Are We Testing The Patience Of God

Monday of Week 9 in Ordinary Time - Cycle II

2 Peter 1:2-7 & Mk. 12:1-12

We were lost in obscurity and poverty and God searched us out, united us to Himself and in a relationship, not unlike marriage, elevates us to His own dignity. This is what Saint Peter tells us in today's first reading: "By His divine power, He has given us all the things that we need for life and for true devotion, bringing us to know God Himself, who has called us by His own glory and goodness. In making these gifts, He has given us the guarantee of something very great and wonderful to come: through them you will be able to share the divine nature and to escape corruption in a world that is sunk in vice."

Yes, how true it is that we have not found God, but God has found us.

Yet we must respond, of course, to God's loving embrace. We are free to reject God, as did the unfortunate people represented by the tenant farmers in today's Gospel reading. Our response is important but we must never forget that it is God Who takes the initiative. It is He Who, out of pure love, has called us to share in His glory and eternal happiness. We can never thank Him enough for that.

Few parables dramatise the patience of God so dramatically as today's parable. Three times the owner dispatches servants to obtain his share of the harvest and three times the vineyard tenants mistreat the servants. Finally, the owner sends his 'own dear son' and when this great overture of patience fails, he has no alternative but to take action against the vineyard tenants.

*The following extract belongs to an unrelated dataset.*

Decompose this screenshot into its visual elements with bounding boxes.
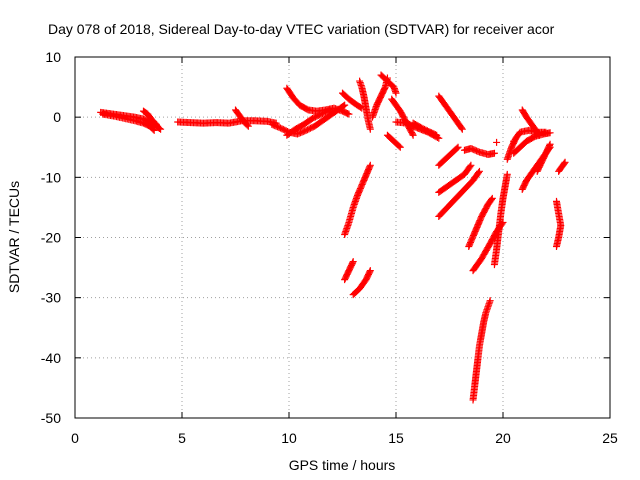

Obviously God is the vineyard owner, so very patient with the leaders of Israel, the tenants. God is just as patient with us. But as with the leaders of lsrael, so with us, the day will come when God will hold us accountable for any failure on our part to respond to His generous patience. In what area of our life is God being especially patient with us?

Could there be a particular sin or fault He is asking us to eradicate from our lives and we are doing nothing or are unwilling to start tackling it? Could it be that He is prompting us to spend more time in prayer, and we don't? Could it be to go Confession once a month?

Could He be asking us to show our love for His mother Mary by reciting the rosary daily and we keep saying that one day we will?

None of us is perfect and there is always some area of life that needs perfecting. What is it? The parable tells that there will come a time when God's patience will run out. Why wait till that happens?

Holy Spirit help us to act now on what God is asking us and not wait until it is too late.